Member of the Tennessee House of Representatives from the 29th district
- In office January 8, 2013 – May 15, 2021
- Preceded by: JoAnne Favors
- Succeeded by: Greg Vital

Personal details
- Born: Owen Michael Carter October 16, 1953
- Died: May 15, 2021 (aged 67) Ooltewah, Tennessee, U.S.
- Party: Republican
- Education: Middle Tennessee State University (BS) University of Memphis (JD)
- Profession: Attorney

= Mike Carter (politician) =

American politician (1953–2021)

Owen Michael Carter (October 16, 1953 – May 15, 2021) was an American politician and a Republican member of the Tennessee House of Representatives representing District 29 from January 8, 2013 to May 15, 2021. He served as the Chair of the House Civil Justice Committee.

==Education==
Carter earned his BS from Middle Tennessee State University and his JD from University of Memphis.

==Political career==
In 1997, he was appointed Judge of the General Sessions Court of Hamilton County, Tennessee.
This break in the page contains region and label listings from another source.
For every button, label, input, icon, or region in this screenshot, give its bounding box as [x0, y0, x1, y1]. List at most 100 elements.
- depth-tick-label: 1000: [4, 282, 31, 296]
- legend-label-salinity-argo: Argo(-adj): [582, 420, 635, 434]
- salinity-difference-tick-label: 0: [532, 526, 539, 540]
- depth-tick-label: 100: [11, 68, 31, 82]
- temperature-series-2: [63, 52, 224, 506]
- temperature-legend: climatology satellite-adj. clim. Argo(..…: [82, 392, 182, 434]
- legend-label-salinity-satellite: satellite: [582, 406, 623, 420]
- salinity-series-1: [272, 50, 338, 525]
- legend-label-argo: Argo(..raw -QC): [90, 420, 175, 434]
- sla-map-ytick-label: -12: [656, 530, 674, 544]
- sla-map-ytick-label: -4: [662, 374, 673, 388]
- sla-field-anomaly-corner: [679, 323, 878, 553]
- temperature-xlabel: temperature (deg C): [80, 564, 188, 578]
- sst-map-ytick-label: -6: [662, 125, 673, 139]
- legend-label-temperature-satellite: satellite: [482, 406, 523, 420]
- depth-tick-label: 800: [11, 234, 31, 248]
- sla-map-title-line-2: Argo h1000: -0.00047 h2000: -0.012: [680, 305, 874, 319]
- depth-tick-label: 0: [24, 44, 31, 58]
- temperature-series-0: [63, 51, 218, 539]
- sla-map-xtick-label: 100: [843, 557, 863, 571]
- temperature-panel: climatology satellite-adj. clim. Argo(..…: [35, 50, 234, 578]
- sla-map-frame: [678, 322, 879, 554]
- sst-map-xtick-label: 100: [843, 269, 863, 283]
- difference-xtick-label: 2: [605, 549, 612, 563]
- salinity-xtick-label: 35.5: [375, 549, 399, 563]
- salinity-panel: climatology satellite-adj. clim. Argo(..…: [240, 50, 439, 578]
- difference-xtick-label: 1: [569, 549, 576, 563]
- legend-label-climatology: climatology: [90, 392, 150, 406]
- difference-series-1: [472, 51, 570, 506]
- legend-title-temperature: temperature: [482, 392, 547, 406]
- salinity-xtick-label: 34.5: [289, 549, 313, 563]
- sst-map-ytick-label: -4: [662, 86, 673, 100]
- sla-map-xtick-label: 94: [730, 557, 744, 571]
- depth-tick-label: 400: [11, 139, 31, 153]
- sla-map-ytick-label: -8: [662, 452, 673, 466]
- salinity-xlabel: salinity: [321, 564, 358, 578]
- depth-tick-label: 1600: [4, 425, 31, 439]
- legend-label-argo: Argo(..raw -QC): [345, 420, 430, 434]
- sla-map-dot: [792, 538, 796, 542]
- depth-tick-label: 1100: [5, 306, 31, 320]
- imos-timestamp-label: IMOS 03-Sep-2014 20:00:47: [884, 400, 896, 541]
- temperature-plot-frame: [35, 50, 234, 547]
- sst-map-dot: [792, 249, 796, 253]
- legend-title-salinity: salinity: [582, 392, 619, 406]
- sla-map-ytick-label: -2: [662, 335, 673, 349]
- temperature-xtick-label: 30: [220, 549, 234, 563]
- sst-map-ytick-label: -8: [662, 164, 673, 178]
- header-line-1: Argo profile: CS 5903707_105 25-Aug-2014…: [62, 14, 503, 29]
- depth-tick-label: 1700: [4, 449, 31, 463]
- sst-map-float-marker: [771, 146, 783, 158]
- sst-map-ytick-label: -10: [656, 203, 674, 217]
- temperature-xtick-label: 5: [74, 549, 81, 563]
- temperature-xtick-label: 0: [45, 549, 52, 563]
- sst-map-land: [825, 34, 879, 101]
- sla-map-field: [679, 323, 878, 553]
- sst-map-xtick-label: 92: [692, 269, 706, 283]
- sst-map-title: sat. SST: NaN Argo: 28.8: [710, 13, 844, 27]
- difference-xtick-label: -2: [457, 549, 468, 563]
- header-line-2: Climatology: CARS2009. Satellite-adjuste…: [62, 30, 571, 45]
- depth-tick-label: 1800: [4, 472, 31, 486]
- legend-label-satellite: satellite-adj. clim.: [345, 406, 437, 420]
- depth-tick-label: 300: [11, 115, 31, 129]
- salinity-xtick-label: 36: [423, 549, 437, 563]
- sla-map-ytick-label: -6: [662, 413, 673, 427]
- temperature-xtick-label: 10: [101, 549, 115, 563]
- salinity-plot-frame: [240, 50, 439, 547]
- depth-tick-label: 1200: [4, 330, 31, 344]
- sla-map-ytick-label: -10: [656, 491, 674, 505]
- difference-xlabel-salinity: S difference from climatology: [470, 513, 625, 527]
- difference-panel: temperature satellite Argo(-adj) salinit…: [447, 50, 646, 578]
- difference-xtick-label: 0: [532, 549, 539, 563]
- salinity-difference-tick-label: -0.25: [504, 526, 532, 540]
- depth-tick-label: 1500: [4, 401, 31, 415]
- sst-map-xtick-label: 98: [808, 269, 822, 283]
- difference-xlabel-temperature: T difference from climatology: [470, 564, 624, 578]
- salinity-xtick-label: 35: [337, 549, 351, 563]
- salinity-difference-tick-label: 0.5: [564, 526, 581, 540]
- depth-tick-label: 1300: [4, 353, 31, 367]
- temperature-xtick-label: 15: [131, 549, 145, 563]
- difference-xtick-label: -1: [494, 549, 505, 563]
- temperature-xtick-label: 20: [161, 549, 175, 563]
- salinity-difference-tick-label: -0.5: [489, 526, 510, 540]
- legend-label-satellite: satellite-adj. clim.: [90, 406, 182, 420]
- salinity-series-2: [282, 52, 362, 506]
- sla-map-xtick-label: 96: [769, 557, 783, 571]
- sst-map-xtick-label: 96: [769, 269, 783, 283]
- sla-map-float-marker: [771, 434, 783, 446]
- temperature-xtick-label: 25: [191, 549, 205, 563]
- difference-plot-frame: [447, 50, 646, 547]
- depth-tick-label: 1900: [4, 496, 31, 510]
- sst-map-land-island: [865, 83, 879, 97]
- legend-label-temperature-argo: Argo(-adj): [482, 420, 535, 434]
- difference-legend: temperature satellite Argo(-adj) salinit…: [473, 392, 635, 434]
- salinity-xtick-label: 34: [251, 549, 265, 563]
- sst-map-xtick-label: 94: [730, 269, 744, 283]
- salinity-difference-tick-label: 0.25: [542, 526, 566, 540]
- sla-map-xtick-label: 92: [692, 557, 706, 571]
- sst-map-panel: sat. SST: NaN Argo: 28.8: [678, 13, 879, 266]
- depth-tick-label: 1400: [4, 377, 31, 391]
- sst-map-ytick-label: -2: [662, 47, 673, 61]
In 2012, when Democratic Representative JoAnne Favors retired and left the seat open, Carter ran unopposed for both the August 2, 2012, Republican primary, winning with 5,577 votes, and the November 6, 2012, general election, winning with 19,860 votes.

In June 2020, Carter and fellow Representative David Byrd voted in support of Tennessee House Resolution 340 stating that "mainstream media has sensationalized the reporting on COVID-19 in the service of political agendas." In August 2020, Carter was placed in the intensive care unit for a critical case of COVID-19.

==Health and death==
In November 2020, Carter was diagnosed with pancreatic cancer while being treated for COVID-19. Carter died from pancreatic cancer at his home on May 15, 2021, at the age of 67.

In June, 2021, his wife, Joan Carter, was appointed to his seat in the Tennessee House of Representatives. On September 14, 2021, Republican Greg Vital was elected in a special election to succeed Carter.